Sugar, the culprit to rising rates of obesity & heart diseases, but high sugar consumption may not only lead to weight gain but also increases the risk of breast cancer; recent study claims.
A new study from the University of Texas MD Anderson Cancer Center reveals diets that are high in sugar are a major risk factor for certain types of cancers, especially breast cancer.
“We found that sucrose intake in mice comparable to levels of Western diets led to increased tumor growth and metastasis, when compared to a non-sugar starch diet,” said Peiying Yang, Ph.D., assistant professor of Palliative, Rehabilitation, and Integrative Medicine. “This was due, in part, to increased expression of 12-LOX and a related fatty acid called 12-HETE.”
The results of the study were published in the journal Cancer Research.
According to the team, previous research has identified a link between dietary sugar intake and risk of breast cancer, with some studies suggesting inflammation may play an important role. However, Yang notes that no studies had investigated the direct impact of sugar intake on breast cancer development in animal models or looked at the underlying mechanisms of the association in such models.
In this study, researchers gave mice, fructose and sucrose in amounts similar to what someone who follows a Western diet would consume. They studied mice that were genetically modified for breast cancer research and then placed them into four different groups. Each group was fed a different diet with various amounts of sugar until the mice were about 6 months old.

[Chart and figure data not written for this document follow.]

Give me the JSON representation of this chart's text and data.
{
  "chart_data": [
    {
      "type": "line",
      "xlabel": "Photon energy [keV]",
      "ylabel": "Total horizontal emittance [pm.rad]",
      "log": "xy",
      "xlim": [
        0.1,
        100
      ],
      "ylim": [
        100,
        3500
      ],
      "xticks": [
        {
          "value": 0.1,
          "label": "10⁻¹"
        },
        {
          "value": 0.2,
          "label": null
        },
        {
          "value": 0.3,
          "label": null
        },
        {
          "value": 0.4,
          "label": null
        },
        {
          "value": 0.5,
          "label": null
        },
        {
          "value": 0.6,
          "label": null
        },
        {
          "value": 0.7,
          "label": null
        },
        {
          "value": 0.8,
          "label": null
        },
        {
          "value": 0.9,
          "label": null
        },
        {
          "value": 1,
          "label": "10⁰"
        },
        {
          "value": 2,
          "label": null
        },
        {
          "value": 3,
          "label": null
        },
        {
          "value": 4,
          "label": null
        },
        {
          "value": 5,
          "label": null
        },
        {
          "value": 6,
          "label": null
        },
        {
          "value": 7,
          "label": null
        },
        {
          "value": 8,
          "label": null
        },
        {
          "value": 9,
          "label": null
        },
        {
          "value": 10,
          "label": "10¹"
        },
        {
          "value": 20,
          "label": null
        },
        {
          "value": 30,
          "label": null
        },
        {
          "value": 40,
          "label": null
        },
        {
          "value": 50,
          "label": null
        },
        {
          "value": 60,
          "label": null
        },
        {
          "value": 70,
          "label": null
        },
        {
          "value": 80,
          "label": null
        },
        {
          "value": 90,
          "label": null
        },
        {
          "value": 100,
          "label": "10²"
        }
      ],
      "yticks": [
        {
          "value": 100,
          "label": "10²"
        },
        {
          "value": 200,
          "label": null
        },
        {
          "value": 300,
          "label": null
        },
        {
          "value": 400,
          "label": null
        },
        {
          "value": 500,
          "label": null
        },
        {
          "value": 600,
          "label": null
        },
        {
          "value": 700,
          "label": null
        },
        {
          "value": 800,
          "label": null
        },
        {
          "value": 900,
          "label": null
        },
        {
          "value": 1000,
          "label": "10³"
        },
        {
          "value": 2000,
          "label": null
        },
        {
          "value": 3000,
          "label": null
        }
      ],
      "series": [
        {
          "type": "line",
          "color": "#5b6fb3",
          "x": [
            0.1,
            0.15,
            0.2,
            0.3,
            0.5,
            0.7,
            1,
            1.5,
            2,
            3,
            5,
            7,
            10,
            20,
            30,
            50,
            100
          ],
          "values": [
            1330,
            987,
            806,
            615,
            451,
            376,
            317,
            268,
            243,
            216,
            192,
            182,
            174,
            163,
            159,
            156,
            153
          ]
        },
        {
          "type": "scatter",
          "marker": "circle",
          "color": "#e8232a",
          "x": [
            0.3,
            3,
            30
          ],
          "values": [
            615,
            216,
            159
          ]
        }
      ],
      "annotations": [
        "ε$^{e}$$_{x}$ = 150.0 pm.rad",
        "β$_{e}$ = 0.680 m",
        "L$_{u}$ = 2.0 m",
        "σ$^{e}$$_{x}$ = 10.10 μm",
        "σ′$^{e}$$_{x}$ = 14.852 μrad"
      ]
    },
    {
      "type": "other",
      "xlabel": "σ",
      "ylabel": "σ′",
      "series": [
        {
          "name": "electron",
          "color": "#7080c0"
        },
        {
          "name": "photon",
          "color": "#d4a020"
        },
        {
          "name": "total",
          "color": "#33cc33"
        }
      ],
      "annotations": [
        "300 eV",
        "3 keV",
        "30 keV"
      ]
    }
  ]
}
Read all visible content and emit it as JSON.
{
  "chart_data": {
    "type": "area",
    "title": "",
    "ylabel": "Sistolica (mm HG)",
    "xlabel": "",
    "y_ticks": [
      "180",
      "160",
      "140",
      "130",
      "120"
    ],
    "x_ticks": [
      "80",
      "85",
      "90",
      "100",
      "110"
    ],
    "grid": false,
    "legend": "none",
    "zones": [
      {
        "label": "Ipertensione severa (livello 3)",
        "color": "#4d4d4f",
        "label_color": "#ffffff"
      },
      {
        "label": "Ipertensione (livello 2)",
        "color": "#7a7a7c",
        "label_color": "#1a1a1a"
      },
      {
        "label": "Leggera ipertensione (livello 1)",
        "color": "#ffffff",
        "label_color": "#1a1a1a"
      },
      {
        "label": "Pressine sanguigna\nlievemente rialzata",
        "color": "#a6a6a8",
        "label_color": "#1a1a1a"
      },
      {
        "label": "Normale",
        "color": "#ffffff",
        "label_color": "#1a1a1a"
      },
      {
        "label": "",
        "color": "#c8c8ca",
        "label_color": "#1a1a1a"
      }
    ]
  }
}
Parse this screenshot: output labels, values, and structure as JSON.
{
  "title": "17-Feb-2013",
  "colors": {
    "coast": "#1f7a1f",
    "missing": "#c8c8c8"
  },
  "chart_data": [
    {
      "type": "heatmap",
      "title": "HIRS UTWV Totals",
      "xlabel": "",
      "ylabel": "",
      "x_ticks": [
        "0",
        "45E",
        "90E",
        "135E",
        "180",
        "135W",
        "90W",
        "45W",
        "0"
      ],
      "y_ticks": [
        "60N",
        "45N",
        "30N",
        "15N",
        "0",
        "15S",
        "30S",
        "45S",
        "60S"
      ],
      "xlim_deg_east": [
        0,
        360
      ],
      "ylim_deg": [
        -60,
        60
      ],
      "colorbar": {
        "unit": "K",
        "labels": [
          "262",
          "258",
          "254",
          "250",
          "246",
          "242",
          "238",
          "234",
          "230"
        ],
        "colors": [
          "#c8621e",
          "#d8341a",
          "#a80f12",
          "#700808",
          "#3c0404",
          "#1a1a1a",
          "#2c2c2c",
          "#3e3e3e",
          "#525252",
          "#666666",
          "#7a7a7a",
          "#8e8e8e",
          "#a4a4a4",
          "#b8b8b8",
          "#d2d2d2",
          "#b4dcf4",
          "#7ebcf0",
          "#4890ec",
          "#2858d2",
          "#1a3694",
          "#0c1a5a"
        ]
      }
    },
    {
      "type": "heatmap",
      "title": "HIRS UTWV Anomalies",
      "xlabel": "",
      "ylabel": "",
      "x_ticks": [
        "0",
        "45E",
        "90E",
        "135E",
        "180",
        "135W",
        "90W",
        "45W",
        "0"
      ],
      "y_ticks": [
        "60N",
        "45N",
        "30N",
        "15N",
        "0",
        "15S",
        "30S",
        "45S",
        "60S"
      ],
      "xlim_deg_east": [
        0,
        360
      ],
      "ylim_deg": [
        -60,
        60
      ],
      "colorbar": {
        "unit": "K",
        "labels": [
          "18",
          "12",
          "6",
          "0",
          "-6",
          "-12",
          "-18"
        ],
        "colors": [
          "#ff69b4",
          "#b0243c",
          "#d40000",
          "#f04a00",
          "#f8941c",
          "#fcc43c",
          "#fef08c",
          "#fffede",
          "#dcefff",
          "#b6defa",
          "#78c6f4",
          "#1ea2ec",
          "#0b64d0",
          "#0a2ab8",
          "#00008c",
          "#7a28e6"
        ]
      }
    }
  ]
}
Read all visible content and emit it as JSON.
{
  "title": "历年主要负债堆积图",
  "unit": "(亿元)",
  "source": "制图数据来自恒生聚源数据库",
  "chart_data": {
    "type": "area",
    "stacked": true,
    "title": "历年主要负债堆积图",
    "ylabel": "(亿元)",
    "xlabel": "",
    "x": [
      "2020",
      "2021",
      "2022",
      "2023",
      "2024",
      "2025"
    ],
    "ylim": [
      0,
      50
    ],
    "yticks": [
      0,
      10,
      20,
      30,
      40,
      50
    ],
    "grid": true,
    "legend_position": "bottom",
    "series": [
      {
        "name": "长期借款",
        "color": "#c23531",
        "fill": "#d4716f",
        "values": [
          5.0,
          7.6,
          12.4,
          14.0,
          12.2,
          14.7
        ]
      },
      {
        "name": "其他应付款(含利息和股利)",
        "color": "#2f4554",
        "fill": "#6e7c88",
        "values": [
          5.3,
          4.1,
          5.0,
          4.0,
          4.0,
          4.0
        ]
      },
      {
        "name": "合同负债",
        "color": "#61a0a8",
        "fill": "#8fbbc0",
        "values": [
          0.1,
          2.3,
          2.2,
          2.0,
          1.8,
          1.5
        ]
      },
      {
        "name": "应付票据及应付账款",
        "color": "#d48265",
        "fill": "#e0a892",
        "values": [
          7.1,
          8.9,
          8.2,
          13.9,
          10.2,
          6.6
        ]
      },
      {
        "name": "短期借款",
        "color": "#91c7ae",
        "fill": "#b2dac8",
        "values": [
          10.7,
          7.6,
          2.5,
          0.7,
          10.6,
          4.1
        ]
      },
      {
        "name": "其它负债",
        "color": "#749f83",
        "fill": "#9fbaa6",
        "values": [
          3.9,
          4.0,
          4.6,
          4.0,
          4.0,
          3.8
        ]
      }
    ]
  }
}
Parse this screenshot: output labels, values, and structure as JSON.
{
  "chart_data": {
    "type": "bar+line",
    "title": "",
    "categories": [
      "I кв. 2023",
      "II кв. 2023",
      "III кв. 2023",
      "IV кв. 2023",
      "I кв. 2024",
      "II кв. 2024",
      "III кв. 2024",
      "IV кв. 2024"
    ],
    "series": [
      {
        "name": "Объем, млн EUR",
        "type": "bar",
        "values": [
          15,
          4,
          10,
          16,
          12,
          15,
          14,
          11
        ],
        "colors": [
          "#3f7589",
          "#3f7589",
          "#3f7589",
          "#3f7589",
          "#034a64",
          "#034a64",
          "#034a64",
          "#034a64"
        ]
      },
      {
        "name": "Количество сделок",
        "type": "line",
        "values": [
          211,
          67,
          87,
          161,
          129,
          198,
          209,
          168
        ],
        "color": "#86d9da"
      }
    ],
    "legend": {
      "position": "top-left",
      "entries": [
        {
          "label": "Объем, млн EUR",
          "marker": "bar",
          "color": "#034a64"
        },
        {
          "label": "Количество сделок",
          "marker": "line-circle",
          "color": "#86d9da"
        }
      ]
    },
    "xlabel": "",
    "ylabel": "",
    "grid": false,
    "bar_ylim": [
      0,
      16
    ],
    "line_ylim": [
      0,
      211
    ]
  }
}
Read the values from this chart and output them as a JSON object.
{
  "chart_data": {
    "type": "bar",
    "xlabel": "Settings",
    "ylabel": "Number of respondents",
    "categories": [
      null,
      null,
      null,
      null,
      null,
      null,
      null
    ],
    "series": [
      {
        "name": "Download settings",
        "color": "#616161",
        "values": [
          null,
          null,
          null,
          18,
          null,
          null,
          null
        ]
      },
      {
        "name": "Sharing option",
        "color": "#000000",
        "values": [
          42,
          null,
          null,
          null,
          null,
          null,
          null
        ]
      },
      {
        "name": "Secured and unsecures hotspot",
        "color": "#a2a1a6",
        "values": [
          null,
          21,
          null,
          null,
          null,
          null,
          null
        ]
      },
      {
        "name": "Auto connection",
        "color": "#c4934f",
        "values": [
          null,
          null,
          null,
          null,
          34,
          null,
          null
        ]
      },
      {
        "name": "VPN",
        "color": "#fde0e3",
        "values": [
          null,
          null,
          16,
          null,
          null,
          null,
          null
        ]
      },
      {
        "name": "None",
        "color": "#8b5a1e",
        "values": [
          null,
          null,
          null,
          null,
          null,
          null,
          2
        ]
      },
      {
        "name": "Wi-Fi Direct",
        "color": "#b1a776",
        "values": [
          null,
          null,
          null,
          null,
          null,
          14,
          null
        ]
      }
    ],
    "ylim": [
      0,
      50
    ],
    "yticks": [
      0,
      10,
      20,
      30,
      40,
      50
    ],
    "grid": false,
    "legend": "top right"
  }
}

After six months, results showed that a diet consisting of sugar levels similar to the typical Western diet caused an increase in tumor growth as well as the spread of lung cancer. Among the mice on a sucrose-enriched diet, 50-58 % had developed breast cancer tumors, while only 30 % of the mice on a non-sugar starch-based diet had developed measurable tumors.
Researchers concluded that it is how sugar affects the inflammatory pathway that fuels cancer growth. “We determined that it was specifically fructose, in table sugar and high-fructose corn syrup, ubiquitous within our food system, which was responsible for facilitating lung metastasis and 12-HETE production in breast tumors,” notes study coauthor Lorenzo Cohen, a professor of palliative, rehabilitation and integrative medicine at the MD Anderson Cancer Center.
“This study suggests that dietary sucrose or fructose induced 12-LOX and 12-HETE production in breast tumor cells in vivo,” he adds. “This indicates a possible signaling pathway responsible for sugar-promoted tumor growth in mice. How dietary sucrose and fructose induces 12-HETE and whether it has a direct or indirect effect remains in question.”
[The main sugar culprit is fructose, or high fructose corn syrup (HFCS). When we consume sugar, the reward center in the brain is activated. Over time, we build a tolerance for sugar and in turn crave it more. Food companies use HFCS in many foods labeled as “low-fat” to make up for the lack of taste due to less fat. However, this is not a healthy alternative. Also, it is important to identify hidden sugars in food. Sugar may be within many ingredients like fructose sucrose, lactose, maltose, glucose & dextrose. While it is unlikely to avoid sugar completely, yet it’s possible to opt for healthier and natural sugars such as fruits, honey. Artificial sweeteners should be avoided.]
Americans on average individually consume about 100-150 pounds of sugar per year. The finding is particularly important, given the rising sugar consumption in the US. The researchers note that the per capita sugar consumption in the US has reached more than 100 Ibs annually – the equivalent to around 30 tsps of sugar a day.
The researchers note that pinpointing risk factors for breast cancer is a “public health priority,” and their study provides further evidence that dietary sugar intake plays a role in breast cancer development.